# Feature Engineering for Regime Identification

This notebook implements **Level**, **Trend**, and **Volatility** features from macroeconomic variables following the feature design document. These engineered features will form the input for PCA, clustering (K-Means/HMM), and similarity-based regime identification.

In [1]:
import pandas as pd
import numpy as np
from scipy import stats
from sklearn.linear_model import LinearRegression
import warnings
warnings.filterwarnings('ignore')

# Load the macroeconomic data
DATA_PATH = '../data/processed/macro_data_1962on (cleaned).csv'
df = pd.read_csv(DATA_PATH, parse_dates=['date'])
df.set_index('date', inplace=True)
df = df.sort_index()

print(f"Data shape: {df.shape}")
print(f"Date range: {df.index.min()} to {df.index.max()}")
print(f"\nColumns: {df.columns.tolist()}")
df.head()

Data shape: (766, 7)
Date range: 1962-01-31 00:00:00 to 2025-10-31 00:00:00

Columns: ['market', 'yield_curve', 'oil ($/bbl)', 'copper ($/metric ton)', 'monetary_policy', 'volatility', 'stock_bond_corr']
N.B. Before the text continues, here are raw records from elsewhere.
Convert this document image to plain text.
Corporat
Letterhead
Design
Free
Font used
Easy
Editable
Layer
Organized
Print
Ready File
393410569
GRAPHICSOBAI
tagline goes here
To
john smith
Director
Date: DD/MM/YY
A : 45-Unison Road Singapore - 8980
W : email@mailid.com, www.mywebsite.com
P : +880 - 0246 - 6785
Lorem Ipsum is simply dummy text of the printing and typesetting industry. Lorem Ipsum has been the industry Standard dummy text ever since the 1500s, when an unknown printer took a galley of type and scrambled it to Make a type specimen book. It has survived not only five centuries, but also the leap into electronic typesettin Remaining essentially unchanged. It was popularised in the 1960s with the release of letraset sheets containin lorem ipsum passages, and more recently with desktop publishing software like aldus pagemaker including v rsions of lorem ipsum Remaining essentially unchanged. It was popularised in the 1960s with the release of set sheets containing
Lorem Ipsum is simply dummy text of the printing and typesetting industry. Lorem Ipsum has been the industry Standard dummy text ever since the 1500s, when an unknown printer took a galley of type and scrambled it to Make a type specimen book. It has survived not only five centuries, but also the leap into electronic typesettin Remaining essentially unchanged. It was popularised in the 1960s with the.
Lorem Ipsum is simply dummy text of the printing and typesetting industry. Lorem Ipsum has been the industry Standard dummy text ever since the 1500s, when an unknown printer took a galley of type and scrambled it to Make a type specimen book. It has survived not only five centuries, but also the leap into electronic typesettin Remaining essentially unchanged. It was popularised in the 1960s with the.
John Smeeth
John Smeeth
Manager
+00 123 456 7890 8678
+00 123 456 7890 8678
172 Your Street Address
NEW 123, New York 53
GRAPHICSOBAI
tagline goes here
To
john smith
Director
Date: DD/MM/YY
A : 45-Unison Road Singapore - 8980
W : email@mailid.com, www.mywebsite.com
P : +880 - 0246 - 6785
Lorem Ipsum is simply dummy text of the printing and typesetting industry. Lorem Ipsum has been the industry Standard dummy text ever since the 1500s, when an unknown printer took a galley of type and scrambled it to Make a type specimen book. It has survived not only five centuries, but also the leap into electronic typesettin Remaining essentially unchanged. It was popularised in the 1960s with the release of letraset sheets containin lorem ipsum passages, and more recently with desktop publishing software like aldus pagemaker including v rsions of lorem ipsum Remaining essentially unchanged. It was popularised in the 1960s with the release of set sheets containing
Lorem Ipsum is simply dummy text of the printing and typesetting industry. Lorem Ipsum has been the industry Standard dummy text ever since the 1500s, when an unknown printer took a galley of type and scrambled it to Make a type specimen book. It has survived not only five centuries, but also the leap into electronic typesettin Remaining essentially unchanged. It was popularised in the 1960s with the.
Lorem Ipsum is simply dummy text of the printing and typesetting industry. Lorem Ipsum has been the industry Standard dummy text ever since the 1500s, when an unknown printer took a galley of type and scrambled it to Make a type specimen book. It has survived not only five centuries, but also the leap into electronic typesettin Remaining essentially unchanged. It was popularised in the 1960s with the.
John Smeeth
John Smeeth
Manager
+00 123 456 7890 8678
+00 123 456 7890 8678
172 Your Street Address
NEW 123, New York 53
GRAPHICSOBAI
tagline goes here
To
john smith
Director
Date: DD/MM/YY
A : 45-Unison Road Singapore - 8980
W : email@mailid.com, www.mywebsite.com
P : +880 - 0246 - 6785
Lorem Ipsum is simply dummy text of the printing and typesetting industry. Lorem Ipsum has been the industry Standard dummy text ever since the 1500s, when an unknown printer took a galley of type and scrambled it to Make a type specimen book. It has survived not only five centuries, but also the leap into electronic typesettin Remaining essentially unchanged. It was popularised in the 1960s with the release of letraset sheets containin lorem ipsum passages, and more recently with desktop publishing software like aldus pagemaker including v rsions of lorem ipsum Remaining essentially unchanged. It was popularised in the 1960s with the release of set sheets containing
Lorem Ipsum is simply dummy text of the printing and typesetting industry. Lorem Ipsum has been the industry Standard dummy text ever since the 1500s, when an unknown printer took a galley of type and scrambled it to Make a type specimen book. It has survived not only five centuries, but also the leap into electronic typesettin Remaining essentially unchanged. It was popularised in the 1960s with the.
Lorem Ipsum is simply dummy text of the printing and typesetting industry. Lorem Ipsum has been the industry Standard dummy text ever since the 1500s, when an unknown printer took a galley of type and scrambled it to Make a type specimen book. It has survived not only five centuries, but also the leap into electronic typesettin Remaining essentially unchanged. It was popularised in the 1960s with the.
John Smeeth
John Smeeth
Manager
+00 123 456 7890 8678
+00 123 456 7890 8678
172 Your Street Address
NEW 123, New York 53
Unnamed: 0_level_0,market,yield_curve,oil ($/bbl),copper ($/metric ton),monetary_policy,volatility,stock_bond_corr
date,Unnamed: 1_level_1,Unnamed: 2_level_1,Unnamed: 3_level_1,Unnamed: 4_level_1,Unnamed: 5_level_1,Unnamed: 6_level_1,Unnamed: 7_level_1
1962-01-31,68.839996,-2.32,1.52,635.37,2.73,0.093924,
1962-02-28,69.959999,-2.31,1.52,647.94,2.71,0.06457,
1962-03-31,69.550003,-2.364,1.52,647.5,2.75,0.057723,
1962-04-30,65.239998,-2.354,1.52,645.95,2.74,0.098421,
1962-05-31,59.630001,-2.31,1.52,645.73,2.7,0.347108,


## Feature Engineering Functions

### 1. Winsorization
Clip extreme values at the 1st and 99th percentiles to reduce the impact of outliers.

In [2]:
def winsorize(series: pd.Series, lower: float = 0.01, upper: float = 0.99) -> pd.Series:
    """
    Winsorize a series by clipping values at the specified percentiles.
    
    Parameters:
    -----------
    series : pd.Series
        Input time series
    lower : float
        Lower percentile for clipping (default: 1%)
    upper : float
        Upper percentile for clipping (default: 99%)
    
    Returns:
    --------
    pd.Series
        Winsorized series
    """
    lower_bound = series.quantile(lower)
    upper_bound = series.quantile(upper)
    return series.clip(lower=lower_bound, upper=upper_bound)

### 2. Level Feature
**Definition**: Normalized current value of a macro variable using expanding-window statistics.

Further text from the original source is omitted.